The Financial Sector Conduct Authority (FSCA) in South Africa is seeking to increase regulation and prosecute crypto-related dealings after the recent collapse of a Bitcoin Trader suspected of being the country’s biggest Ponzi scheme.
According to a report by Bloomberg, the head of the enforcement at FSCA Brandon Topsham said that the financial watchdog is preparing new proposals to better regulate trading for various cryptocurrencies including ETH, XRP, and LTC.
After ascertaining fraud at the accused company, Mirror Trading International Ltd (MTI), the FSCA handed over the details of its investigation to a top specialized police unit.
“At the point something becomes a Ponzi scheme, we have lost our jurisdiction. We need the police and the prosecuting authority to work fast and put people in jail.”
Missing 23,000 Bitcoins Worth Over $737 Million
In November 2020, the bitcoin trader claimed to have 260,000 clients and a total of 23,000 Bitcoin worth approximately $737 million at the current price of $32,044.
The company’s management team later announced on December 22 via Telegram that they had been misled by the company’s CEO Johann Steynberg who had allegedly fled to Brazil.
According to the FSCA, four temporary units have been set up to trace MTI’s investors to recover the lost assets, including some millions of rands that was used to pay early players in the Ponzi scheme.
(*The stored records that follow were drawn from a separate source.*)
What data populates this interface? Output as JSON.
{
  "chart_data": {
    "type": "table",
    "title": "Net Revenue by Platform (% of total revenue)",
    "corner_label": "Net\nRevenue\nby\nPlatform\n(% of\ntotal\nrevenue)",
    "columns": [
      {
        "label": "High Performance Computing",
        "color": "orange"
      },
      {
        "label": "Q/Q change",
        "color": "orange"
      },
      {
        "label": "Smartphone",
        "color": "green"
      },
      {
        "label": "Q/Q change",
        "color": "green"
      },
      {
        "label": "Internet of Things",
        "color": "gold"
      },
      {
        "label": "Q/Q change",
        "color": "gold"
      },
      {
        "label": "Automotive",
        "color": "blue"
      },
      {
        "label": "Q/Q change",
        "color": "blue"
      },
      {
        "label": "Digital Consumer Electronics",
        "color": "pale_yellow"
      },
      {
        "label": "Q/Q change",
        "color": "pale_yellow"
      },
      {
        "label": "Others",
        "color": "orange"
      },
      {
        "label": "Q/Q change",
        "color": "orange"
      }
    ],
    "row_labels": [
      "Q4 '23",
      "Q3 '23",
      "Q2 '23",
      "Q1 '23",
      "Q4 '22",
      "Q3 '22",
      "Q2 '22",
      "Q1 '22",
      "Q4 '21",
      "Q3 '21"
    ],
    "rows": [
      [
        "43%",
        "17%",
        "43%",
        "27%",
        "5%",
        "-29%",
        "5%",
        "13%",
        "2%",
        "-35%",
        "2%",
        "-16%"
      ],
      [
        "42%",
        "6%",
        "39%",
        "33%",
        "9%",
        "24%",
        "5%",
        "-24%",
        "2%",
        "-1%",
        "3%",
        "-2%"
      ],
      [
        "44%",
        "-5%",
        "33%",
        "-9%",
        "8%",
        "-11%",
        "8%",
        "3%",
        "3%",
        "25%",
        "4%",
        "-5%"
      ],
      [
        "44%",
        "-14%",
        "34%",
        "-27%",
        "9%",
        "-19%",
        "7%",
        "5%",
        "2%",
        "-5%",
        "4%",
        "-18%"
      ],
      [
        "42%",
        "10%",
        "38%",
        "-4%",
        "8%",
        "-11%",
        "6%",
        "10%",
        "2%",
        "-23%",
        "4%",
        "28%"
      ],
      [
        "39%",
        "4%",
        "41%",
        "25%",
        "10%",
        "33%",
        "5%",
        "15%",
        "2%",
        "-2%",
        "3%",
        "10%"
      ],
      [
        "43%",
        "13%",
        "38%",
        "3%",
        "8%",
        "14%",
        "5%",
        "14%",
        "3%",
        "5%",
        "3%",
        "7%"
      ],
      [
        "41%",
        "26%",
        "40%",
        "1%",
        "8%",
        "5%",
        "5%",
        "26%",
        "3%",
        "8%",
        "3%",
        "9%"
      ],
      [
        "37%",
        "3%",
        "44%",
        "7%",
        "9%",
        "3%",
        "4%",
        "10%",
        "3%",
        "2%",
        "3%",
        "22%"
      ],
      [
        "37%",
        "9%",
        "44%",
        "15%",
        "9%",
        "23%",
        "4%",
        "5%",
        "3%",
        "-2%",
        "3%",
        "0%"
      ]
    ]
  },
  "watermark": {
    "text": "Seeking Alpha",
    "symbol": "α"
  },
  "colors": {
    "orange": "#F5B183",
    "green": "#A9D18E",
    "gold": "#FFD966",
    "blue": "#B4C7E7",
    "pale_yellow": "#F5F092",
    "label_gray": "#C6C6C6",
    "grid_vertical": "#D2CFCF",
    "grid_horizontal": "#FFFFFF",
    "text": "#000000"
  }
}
FSCA investigations also revealed that MTI didn’t keep any accounting or customer records, except for 170,000 unique email addresses that were discovered in a police raid in October 2020.
MTI’s Licensing Ambiguity
According to the heads of the referral program at MTI, Clynton and Cheri Marks who joined the firm in August, FSCA’s investigations only declared MTI as operating without a license and not as a Ponzi scheme.
“MTI set out to see what requirements are necessary to obtain a license.”
The two further claimed that when the MTI’s CEO found out licensing would be impossible to obtain, he moved the firm to crypto-trading, where licensing isn’t mandatory.
“The live trades were demonstrated to the FSCA during 2020 and MTI cooperated with every request from the FSCA.”
While they both claim to have no contact with or know the whereabouts of the missing CEO, they still stated that they are certain Steynberg will repay all owned bitcoin investments to their customers.
Bitcoin’s bull run which started in the second half of 2020 has attracted many worldwide speculation and scams masquerading as short-term high yield trading platforms, forcing many regulators to enforce additional trading rules.
The FSCA concluded that it will have to dig deeper into MTI to determine exactly how much money was involved, including an investigation of two more firms linked to the Ponzi scheme.